In this case, the dynamic programming approach would probably be to calculate out a table where one dimension corresponds to the Mth word in the sequence, and the other dimension corresponds to each Nth character in the input string. Then the value that you fill in for each square of the table is "the best match score we can get if we end (or instead, begin) the Mth word at position N.

The Python wordsegment module has such an algorithm. It uses recursion and memoization to implement dynamic programming.

The source is available on Github, here's the relevant snippet:

def segment(text):
    "Return a list of words that is the best segmenation of `text`."

    memo = dict()

    def search(text, prev='<s>'):
        if text == '':
            return 0.0, []

        def candidates():
            for prefix, suffix in divide(text):
                prefix_score = log10(score(prefix, prev))

                pair = (suffix, prefix)
                if pair not in memo:
                    memo[pair] = search(suffix, prefix)
                suffix_score, suffix_words = memo[pair]

                yield (prefix_score + suffix_score, [prefix] + suffix_words)

        return max(candidates())

    result_score, result_words = search(clean(text))

    return result_words

Note how memo caches calls to search which in turn selects the max from candidates.

Here is the followings solution in iterative style (The main idea is breaking up problem into: finding segmentation having exactly 1,2,3..n segmented words within a certain range of the input. Excuse me if there are any minor indexing mistakes, my head is very fuzzy these days.
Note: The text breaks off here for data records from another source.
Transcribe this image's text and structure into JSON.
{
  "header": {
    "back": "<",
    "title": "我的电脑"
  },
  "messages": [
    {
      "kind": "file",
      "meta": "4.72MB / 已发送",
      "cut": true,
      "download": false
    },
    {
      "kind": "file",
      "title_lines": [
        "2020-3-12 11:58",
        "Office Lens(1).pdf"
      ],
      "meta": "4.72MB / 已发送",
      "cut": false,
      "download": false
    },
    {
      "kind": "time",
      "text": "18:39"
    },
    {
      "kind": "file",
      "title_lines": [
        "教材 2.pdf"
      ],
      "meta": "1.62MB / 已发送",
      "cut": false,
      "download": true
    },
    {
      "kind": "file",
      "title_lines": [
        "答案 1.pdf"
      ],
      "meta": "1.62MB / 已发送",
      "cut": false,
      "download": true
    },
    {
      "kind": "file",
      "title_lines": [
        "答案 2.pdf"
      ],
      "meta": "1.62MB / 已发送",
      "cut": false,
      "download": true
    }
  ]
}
But this is an iterative solution for you.):

static List<String> connectIter(List<String> tokens) {

    // use instead of array, the key is of the from 'int int'
    Map<String, List<String>> data = new HashMap<String, List<String>>();

    int n = tokens.size();

    for(int i = 0; i < n; i++) {
        String str = concat(tokens, i, n);
        if (dictContains(str)) {
            data.put(1 + " " + i, Collections.singletonList(str));
        }
    }

    for (int i = 2; i <= n; i++) {
        for (int start = 0; i < n; start++) {
            List<String> solutions = new ArrayList<String>();
            for (int end = start + 1; end <= n - i + 1; end++) {
                String firstPart = concat(tokens, start, end);

                if (dictContains(firstPart)) {
                    List<String> partialSolutions = data.get((i - 1) + " " + end);
                    if (partialSolutions != null) {
                        List<String> newSolutions = new ArrayList<>();
                        for (String onePartialSolution : partialSolutions) {
                            newSolutions.add(firstPart + " "
                                    + onePartialSolution);
                        }
                        solutions.addAll(newSolutions);
                    }
                }
            }

            if (solutions.size() != 0) {
                data.put(i + " " + start, solutions);
            }
        }
    }

    List<String> ret = new ArrayList<String>();
    for(int i = 1; i <= n; i++) { // can be optimized to run with less iterations
        List<String> solutions = data.get(i + " " + 0);
        if (solutions != null) {
            ret.addAll(solutions);
        }
    }

    return ret;
}


static private String concat(List<String> tokens, int low, int hi) {
    StringBuilder sb = new StringBuilder();
    for(int i = low; i < hi; i++) {
        sb.append(tokens.get(i));
    }
    return sb.toString();
}